Tomorrow the Senate will vote on whether to allow the same simple anti-escalation resolution that passed the House today to go to the Senate floor -- but a key adviser to Dem Senate leader Harry Reid says that Dems probably don't have the votes to make this happen.Reid spokesman Jim Manley tells Election Central that he thinks cloture will garner a Senate vote in the low to mid 50s -- well short of the magic number of 60. Upshot: The Senate may end up failing to do what the House did today -- that is, to have a straight yes-or-no vote on whether it supports escalation. It would be the second time in a row that the Senate has failed to bring a vote on the "surge" to the floor.
Mr Bu$h signals his reaction to the Congressional “rebuke.”

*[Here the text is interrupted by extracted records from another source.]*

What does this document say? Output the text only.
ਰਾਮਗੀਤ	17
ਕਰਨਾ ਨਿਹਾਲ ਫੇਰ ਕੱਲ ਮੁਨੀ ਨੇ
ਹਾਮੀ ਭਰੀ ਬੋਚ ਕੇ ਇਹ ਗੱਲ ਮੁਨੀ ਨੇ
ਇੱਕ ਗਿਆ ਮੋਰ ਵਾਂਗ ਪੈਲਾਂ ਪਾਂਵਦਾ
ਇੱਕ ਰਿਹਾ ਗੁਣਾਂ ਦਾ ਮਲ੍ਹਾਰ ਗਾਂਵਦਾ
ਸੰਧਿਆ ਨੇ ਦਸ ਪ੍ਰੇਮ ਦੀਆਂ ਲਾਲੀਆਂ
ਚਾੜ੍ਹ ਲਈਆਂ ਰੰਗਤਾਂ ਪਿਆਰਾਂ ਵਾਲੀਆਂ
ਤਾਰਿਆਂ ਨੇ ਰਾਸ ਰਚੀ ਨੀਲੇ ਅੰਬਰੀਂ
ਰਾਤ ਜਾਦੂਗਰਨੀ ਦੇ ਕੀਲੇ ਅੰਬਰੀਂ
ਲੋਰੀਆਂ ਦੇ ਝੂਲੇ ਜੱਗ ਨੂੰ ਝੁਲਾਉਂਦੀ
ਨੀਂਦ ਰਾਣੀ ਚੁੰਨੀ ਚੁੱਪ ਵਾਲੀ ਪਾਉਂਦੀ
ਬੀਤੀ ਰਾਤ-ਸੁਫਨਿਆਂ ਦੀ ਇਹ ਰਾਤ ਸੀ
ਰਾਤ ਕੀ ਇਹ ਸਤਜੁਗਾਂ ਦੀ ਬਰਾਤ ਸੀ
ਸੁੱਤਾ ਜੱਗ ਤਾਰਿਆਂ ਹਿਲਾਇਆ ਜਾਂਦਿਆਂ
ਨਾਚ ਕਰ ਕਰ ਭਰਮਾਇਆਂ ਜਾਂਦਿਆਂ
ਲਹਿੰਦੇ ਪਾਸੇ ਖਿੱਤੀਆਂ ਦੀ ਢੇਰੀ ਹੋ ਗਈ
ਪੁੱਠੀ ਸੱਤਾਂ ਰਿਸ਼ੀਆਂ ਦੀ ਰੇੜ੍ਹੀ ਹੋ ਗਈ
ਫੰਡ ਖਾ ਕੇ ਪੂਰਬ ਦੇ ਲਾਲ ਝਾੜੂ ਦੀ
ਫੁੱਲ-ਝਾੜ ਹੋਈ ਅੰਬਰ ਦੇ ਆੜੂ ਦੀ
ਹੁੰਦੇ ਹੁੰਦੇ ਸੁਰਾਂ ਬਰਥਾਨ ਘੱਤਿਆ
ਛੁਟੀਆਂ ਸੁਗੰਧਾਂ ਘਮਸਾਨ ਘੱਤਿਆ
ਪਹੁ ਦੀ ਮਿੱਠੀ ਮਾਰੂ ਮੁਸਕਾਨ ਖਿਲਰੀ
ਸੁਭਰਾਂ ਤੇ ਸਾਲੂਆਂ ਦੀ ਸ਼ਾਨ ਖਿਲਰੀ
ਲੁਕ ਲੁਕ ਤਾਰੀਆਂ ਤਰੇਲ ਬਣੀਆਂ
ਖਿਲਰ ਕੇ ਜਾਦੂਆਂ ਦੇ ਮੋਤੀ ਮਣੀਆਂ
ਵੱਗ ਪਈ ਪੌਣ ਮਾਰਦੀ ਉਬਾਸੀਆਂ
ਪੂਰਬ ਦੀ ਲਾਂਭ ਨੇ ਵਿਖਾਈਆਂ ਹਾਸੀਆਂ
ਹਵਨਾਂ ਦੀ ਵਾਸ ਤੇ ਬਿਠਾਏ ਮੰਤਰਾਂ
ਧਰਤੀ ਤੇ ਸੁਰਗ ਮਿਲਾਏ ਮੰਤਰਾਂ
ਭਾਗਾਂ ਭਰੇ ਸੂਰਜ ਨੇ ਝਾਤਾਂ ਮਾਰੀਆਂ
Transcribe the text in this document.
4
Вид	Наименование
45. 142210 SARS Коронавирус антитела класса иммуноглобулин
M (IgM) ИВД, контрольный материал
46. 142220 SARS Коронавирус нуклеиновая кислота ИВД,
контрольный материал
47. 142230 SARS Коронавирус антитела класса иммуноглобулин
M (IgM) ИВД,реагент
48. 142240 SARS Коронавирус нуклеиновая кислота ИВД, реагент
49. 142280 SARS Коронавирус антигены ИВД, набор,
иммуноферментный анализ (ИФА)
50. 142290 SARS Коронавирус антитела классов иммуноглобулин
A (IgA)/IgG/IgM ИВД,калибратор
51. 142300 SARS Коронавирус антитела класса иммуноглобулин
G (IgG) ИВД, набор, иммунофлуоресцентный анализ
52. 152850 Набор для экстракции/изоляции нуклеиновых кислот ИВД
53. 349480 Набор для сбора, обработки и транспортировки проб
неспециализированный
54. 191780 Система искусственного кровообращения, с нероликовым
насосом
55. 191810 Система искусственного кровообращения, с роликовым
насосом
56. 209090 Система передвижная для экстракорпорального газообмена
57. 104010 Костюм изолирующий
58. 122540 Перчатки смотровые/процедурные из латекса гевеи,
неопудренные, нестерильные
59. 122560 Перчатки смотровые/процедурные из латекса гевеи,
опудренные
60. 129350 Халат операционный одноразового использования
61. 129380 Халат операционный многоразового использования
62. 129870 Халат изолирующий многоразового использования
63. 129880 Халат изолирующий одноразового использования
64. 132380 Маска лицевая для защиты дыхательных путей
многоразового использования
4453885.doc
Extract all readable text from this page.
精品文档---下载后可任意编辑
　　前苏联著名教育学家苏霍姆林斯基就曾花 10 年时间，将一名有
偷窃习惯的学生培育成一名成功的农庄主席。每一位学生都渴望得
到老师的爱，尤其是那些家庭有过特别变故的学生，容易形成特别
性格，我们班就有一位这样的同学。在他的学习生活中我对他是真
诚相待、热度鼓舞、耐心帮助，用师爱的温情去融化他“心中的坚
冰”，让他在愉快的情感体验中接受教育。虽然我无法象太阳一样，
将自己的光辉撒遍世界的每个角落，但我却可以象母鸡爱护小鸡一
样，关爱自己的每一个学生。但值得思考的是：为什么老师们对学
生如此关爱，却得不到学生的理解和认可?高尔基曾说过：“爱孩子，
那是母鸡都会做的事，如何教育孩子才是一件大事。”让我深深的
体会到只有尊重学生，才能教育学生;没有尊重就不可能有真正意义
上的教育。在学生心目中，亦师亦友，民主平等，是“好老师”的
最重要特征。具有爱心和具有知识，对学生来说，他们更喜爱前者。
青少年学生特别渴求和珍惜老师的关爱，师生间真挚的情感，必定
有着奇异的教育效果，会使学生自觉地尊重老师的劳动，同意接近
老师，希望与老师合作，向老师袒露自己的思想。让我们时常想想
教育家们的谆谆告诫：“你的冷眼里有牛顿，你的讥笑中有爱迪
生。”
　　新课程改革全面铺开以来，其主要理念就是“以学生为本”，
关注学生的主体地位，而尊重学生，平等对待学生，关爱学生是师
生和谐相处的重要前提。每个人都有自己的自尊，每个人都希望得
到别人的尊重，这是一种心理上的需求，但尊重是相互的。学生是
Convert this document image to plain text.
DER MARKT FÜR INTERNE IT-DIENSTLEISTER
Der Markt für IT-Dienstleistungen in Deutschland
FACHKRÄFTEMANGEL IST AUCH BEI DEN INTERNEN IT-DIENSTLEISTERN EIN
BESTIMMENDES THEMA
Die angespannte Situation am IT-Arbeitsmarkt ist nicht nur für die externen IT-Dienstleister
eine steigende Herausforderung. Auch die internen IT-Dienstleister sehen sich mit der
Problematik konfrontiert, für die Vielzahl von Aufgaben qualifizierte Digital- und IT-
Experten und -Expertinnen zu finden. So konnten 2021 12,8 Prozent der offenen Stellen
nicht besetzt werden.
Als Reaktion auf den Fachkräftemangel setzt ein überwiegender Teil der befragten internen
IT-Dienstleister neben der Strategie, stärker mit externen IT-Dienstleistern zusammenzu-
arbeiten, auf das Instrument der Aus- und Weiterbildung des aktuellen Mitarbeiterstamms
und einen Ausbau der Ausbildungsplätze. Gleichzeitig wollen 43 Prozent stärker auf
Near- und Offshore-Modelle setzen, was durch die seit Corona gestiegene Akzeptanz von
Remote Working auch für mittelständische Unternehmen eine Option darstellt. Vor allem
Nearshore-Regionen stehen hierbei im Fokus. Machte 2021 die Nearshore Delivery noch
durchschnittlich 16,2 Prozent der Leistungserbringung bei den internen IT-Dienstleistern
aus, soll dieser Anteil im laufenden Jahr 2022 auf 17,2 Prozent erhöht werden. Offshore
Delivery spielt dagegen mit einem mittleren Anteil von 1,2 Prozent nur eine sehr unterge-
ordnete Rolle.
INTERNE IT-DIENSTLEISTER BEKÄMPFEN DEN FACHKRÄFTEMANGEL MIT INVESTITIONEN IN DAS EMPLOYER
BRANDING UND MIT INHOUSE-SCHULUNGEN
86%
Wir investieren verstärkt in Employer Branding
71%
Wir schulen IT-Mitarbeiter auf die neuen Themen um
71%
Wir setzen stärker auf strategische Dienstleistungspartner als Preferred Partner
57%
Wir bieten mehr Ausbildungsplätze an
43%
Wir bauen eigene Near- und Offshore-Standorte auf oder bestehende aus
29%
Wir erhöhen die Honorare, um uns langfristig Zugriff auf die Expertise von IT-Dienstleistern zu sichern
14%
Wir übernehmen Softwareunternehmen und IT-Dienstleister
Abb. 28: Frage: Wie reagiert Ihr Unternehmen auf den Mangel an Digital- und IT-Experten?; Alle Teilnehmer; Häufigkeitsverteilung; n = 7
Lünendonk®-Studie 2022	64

On the same day that the House of Representatives expressed its disapproval of President Bush's US troop increase in Iraq, the Pentagon announced it is accelerating the deployment of a division headquarters there by about three months, which would add another 1,000 troops to the "surge."The 3rd Infantry Division headquarters based in Fort Stewart, Ga., will deploy next month instead of June, a Pentagon statement said.
Those non-binding resolutions certainly are effective, aren’t they?